In Iraq, unknown militants abducted and killed an activist who was part of the ‘October Revolution’ in Al Rashid area of Baghdad on 9 July. The targeting of political activists by unidentified militias has been a major issue since the Iraqi 2019 uprising. Widely believed to be perpetrated by pro-Iran militias, the killing of activists has often sparked protests by Iraqis calling for accountability and protection. Meanwhile, unidentified militants detonated two roadside IEDs targeting convoys carrying logistical materials for the Global Coalition in Anbar and Thi Qar governorates on 10 and 15 July, respectively. Additionally, the pro-Iran militia Ashab al Kahf carried out attacks on Coalition-affiliated convoys in Baghdad and Al Basrah governorates on 11 July, though no casualties were reported.
Last week in Lebanon, the resignation of Prime Minister-designate Saad Hariri on 15 July sparked a new wave of protests over worsening economic and living conditions (Al Jazeera, 16 July 2021). Hariri’s resignation follows his refusal to accept President Michel Aoun’s proposed changes to the proposed Cabinet lineup (CNN, 15 July 2021). Within minutes of the resignation, the local currency fell to a record low of more than 21,000 Lebanese pounds to the US dollar on the black market (Xinhua, 16 July 2021). Although the majority of demonstration events were peaceful last week, one event in Beirut saw clashes between demonstrators and the military, resulting in injuries on both sides. The lack of medicine across Lebanon led residents to storm a pharmacy in Beirut and to vandalize its contents. Meanwhile, at least two inter-clan armed clashes broke out at gas stations over refueling disputes amid the nationwide fuel crisis.

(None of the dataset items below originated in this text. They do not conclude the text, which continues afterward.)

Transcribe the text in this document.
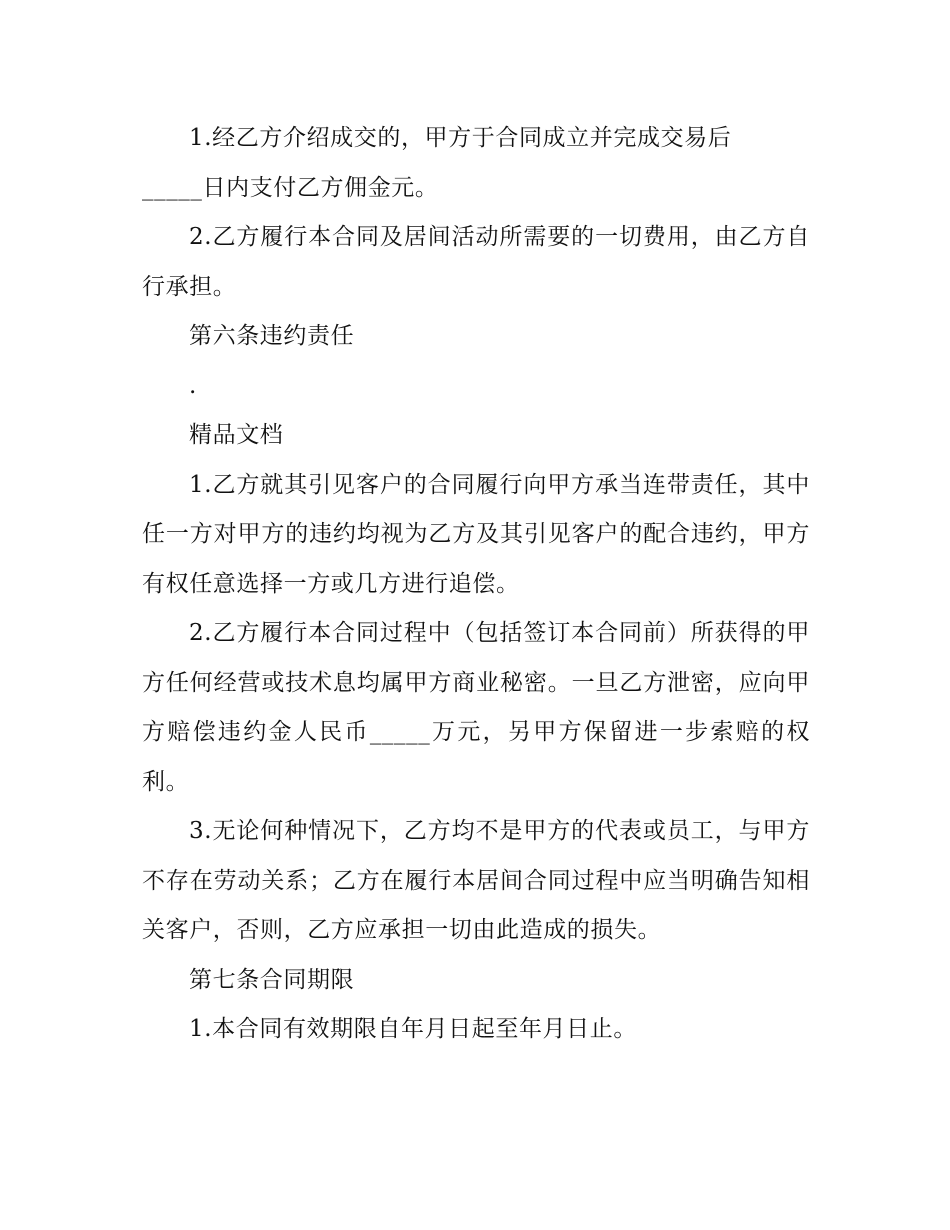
1.经乙方介绍成交的，甲方于合同成立并完成交易后
_____日内支付乙方佣金元。

2.乙方履行本合同及居间活动所需要的一切费用，由乙方自行承担。

第六条违约责任

.

精品文档

1.乙方就其引见客户的合同履行向甲方承当连带责任，其中任一方对甲方的违约均视为乙方及其引见客户的配合违约，甲方有权任意选择一方或几方进行追偿。

2.乙方履行本合同过程中（包括签订本合同前）所获得的甲方任何经营或技术息均属甲方商业秘密。一旦乙方泄密，应向甲方赔偿违约金人民币_____万元，另甲方保留进一步索赔的权利。

3.无论何种情况下，乙方均不是甲方的代表或员工，与甲方不存在劳动关系；乙方在履行本居间合同过程中应当明确告知相关客户，否则，乙方应承担一切由此造成的损失。

第七条合同期限

1.本合同有效期限自年月日起至年月日止。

In Turkey, unidentified gunmen attacked the house of an HDP executive member in Avcilar on 12 July, as well as an HDP office in Marmaris two days later (TIHV, July 14, 2021). Reports indicate that both attacks only resulted in material damage. Several demonstration events were staged in response to the attacks. Meanwhile, students and lecturers continued to demonstrate at Bogazici University in Istanbul over President Recep Tayyip Erdogan’s appointment of a political ally as rector of the university in January 2021. The demonstrations continued despite his dismissal through a new presidential decree on 15 July (Reuters, 16 July 2021). Demonstrators vow to continue their escalations until their democratic demands are fulfilled and a president is elected and appointed.
In Iran, demonstrations against water shortages and widespread electricity outages were observed last week, especially in Khuzestan province, amid the country’s worst drought in 50 years (Al Jazeera, 17 July 2021). Demonstrators blocked roads with burning tires across the province, as police intervened with tear gas and firing live ammunition. Demonstrators blame government mismanagement of natural resources and corruption for the crisis. On 16 July, demonstrations turned deadly when one person was killed in Shadegan town of Khuzestan province. While demonstrators blame security forces for his death, a Khuzestan province official claims that he was hit by a stray bullet fired into the air by demonstrators (BBC News, 17 July 2021). A second demonstrator was wounded by unidentified gunfire in Kut e Abdollah during a demonstration and succumbed to his wounds a day later on 17 July (Iran International, 17 July 2021).